Question

How do you find the vertex, focus and directrix of `x^2-4x+y+3=0`?

Answer 1

Vertex `(2,1)`

Focus `(2,3/4)`

Directrix `y = 5/4`

Explanation:

Complete the square.

`y = -x^2 + 4x -3`

`= -(x -2)^2 + 1`

The vertex is at `(2,1)`.

The parabola is concave down, as the leading coefficient

`a = -1 < 0`

graph{-x^2+4x-3 [-10, 10, -5, 5]}

Therefore, the focus lies `p = 1/(4abs(a))` below the vertex.

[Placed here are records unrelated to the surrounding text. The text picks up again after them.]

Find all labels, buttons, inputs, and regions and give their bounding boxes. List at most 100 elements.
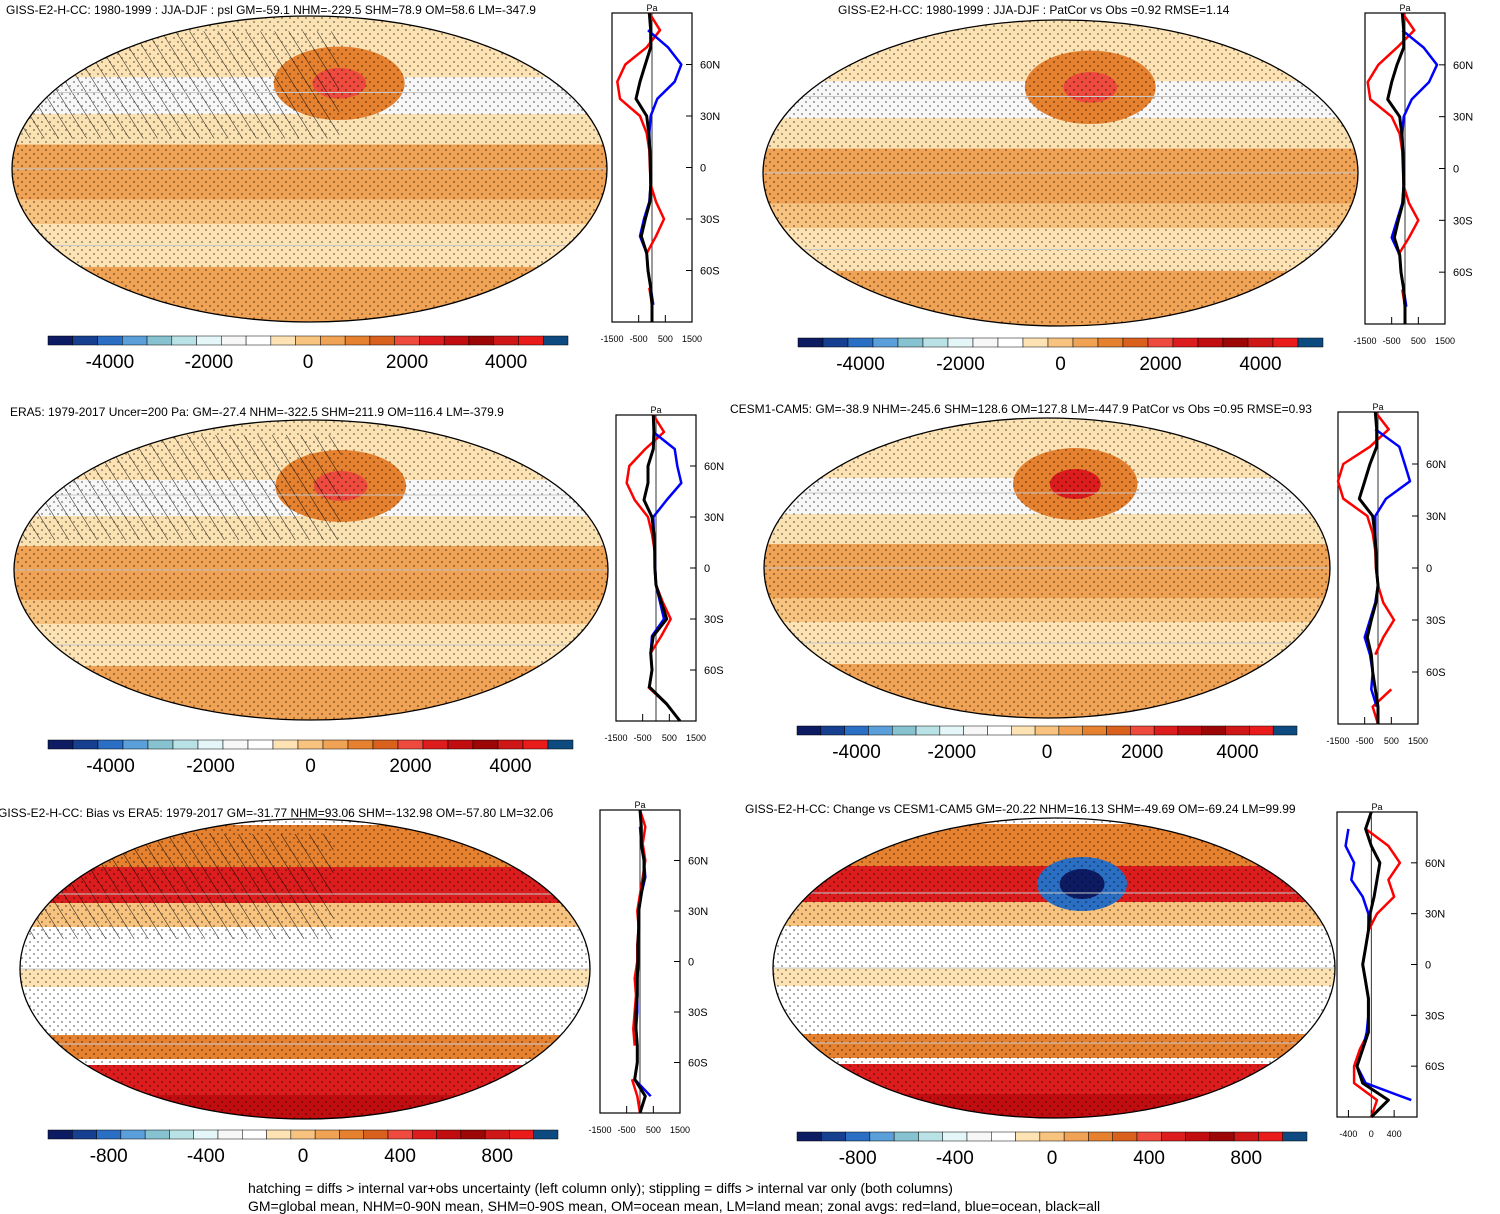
colorbar-swatch	[419, 335, 445, 346]
profile-unit: Pa	[1399, 3, 1410, 13]
profile-ytick-label: 30S	[1425, 1010, 1445, 1022]
colorbar-swatch	[997, 337, 1024, 348]
profile-xtick-label: 500	[658, 334, 673, 344]
profile-xtick-label: -500	[630, 334, 648, 344]
colorbar-swatch	[1197, 337, 1224, 348]
colorbar-swatch	[1297, 337, 1324, 348]
colorbar-swatch	[918, 1131, 943, 1142]
profile-xtick-label: 400	[1387, 1129, 1402, 1139]
colorbar-swatch	[522, 739, 549, 750]
panel-top-left: GISS-E2-H-CC: 1980-1999 : JJA-DJF : psl …	[6, 3, 720, 373]
panel-top-right: GISS-E2-H-CC: 1980-1999 : JJA-DJF : PatC…	[762, 3, 1473, 375]
colorbar-swatch	[394, 335, 420, 346]
zonal-profile: Pa 60N 30N 0 30S 60S -1500 -500 500 1500	[588, 800, 708, 1135]
colorbar-swatch	[72, 335, 98, 346]
colorbar-tick-label: 400	[384, 1146, 416, 1167]
colorbar-swatch	[247, 739, 274, 750]
colorbar-swatch	[97, 335, 123, 346]
map-field	[764, 418, 1330, 718]
colorbar-swatch	[122, 335, 148, 346]
colorbar-swatch	[1106, 725, 1131, 736]
map-field	[763, 20, 1358, 326]
colorbar-swatch	[1058, 725, 1083, 736]
colorbar-swatch	[97, 739, 124, 750]
zonal-series-land	[625, 414, 681, 722]
colorbar-swatch	[533, 1129, 559, 1140]
colorbar-swatch	[171, 335, 197, 346]
colorbar-swatch	[47, 739, 74, 750]
map-outline	[762, 19, 1359, 327]
colorbar-tick-label: -800	[839, 1148, 877, 1169]
colorbar-swatch	[542, 335, 569, 346]
colorbar-tick-label: -2000	[185, 352, 234, 373]
zonal-series-land	[1336, 411, 1396, 725]
colorbar-swatch	[1177, 725, 1203, 736]
colorbar-tick-label: 0	[1042, 742, 1053, 763]
colorbar-swatch	[120, 1129, 146, 1140]
colorbar-tick-label: -4000	[832, 742, 881, 763]
zonal-profile: Pa 60N 30N 0 30S 60S -1500 -500 500 1500	[604, 405, 724, 743]
profile-ytick-label: 30S	[1453, 215, 1473, 227]
colorbar-swatch	[1147, 337, 1174, 348]
profile-ytick-label: 0	[1426, 563, 1432, 575]
panel-bottom-left: GISS-E2-H-CC: Bias vs ERA5: 1979-2017 GM…	[0, 800, 708, 1167]
profile-xtick-label: -1500	[604, 733, 627, 743]
colorbar-swatch	[339, 1129, 364, 1140]
profile-ytick-label: 0	[704, 563, 710, 575]
colorbar-swatch	[196, 335, 222, 346]
profile-ytick-label: 60N	[1425, 858, 1445, 870]
colorbar-tick-label: 0	[298, 1146, 309, 1167]
colorbar-swatch	[868, 725, 893, 736]
zonal-series-all	[633, 809, 647, 1114]
panel-title: GISS-E2-H-CC: 1980-1999 : JJA-DJF : psl …	[6, 3, 536, 17]
map-outline	[772, 817, 1336, 1119]
profile-xtick-label: 0	[1369, 1129, 1374, 1139]
profile-ytick-label: 30N	[1425, 909, 1445, 921]
colorbar-swatch	[1122, 337, 1149, 348]
colorbar-swatch	[821, 1131, 846, 1142]
colorbar-tick-label: 0	[303, 352, 314, 373]
footer-hatching-note: hatching = diffs > internal var+obs unce…	[248, 1180, 953, 1196]
map-outline	[13, 419, 609, 721]
profile-ytick-label: 60S	[688, 1058, 708, 1070]
colorbar-swatch	[1209, 1131, 1235, 1142]
colorbar-swatch	[468, 335, 494, 346]
colorbar-swatch	[845, 1131, 871, 1142]
colorbar-swatch	[297, 739, 324, 750]
zonal-series-all	[1386, 12, 1407, 324]
map-outline	[19, 818, 591, 1120]
colorbar-swatch	[472, 739, 499, 750]
colorbar-swatch	[146, 335, 173, 346]
colorbar-swatch	[1272, 725, 1298, 736]
colorbar-swatch	[915, 725, 941, 736]
zonal-profile: Pa 60N 30N 0 30S 60S -1500 -500 500 1500	[1326, 402, 1446, 746]
profile-xtick-label: -500	[618, 1125, 636, 1135]
colorbar-swatch	[922, 337, 949, 348]
profile-ytick-label: 30N	[704, 512, 724, 524]
colorbar-tick-label: -4000	[836, 354, 885, 375]
colorbar-swatch	[796, 1131, 822, 1142]
colorbar-swatch	[443, 335, 470, 346]
colorbar-swatch	[797, 337, 824, 348]
profile-xtick-label: 1500	[1408, 736, 1428, 746]
colorbar-swatch	[1282, 1131, 1308, 1142]
colorbar-tick-label: -2000	[936, 354, 985, 375]
colorbar-swatch	[72, 1129, 97, 1140]
profile-ytick-label: 60S	[700, 266, 720, 278]
profile-unit: Pa	[1371, 802, 1382, 812]
colorbar: -800 -400 0 400 800	[47, 1129, 559, 1167]
panel-title: CESM1-CAM5: GM=-38.9 NHM=-245.6 SHM=128.…	[730, 402, 1312, 416]
profile-ytick-label: 0	[688, 957, 694, 969]
colorbar-swatch	[320, 335, 346, 346]
colorbar-swatch	[72, 739, 99, 750]
colorbar-tick-label: 2000	[386, 352, 428, 373]
colorbar-swatch	[314, 1129, 340, 1140]
profile-unit: Pa	[1372, 402, 1383, 412]
colorbar-swatch	[939, 725, 964, 736]
colorbar-swatch	[422, 739, 449, 750]
colorbar-swatch	[1072, 337, 1099, 348]
colorbar: -4000 -2000 0 2000 4000	[797, 337, 1324, 375]
colorbar-swatch	[197, 739, 224, 750]
colorbar-swatch	[1161, 1131, 1186, 1142]
panel-title: ERA5: 1979-2017 Uncer=200 Pa: GM=-27.4 N…	[10, 405, 504, 419]
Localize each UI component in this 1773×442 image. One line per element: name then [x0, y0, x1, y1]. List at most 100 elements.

`p = frac{1}{4abs(-1)} = 1/4`

The `y`-coordinate of the focus is `1 - 1/4 = 3/4`.

The coordinates of the focus is `(2,3/4)`.

All points on the parabola are equidistant from the focus and the perpendicular to the directrix.

We know that the directrix is a horizontal line, with the equation `y = m`, where `m` is the constant to be determined.

We consider the distance of the vertex to the focus, it is `p = 1/4`. Therefore, the directrix is a horizontal line `1/4` above the vertex `(2,1)`.

`m = 1 + 1/4 = 5/4`

The equation of the directrix is `y = 5/4`.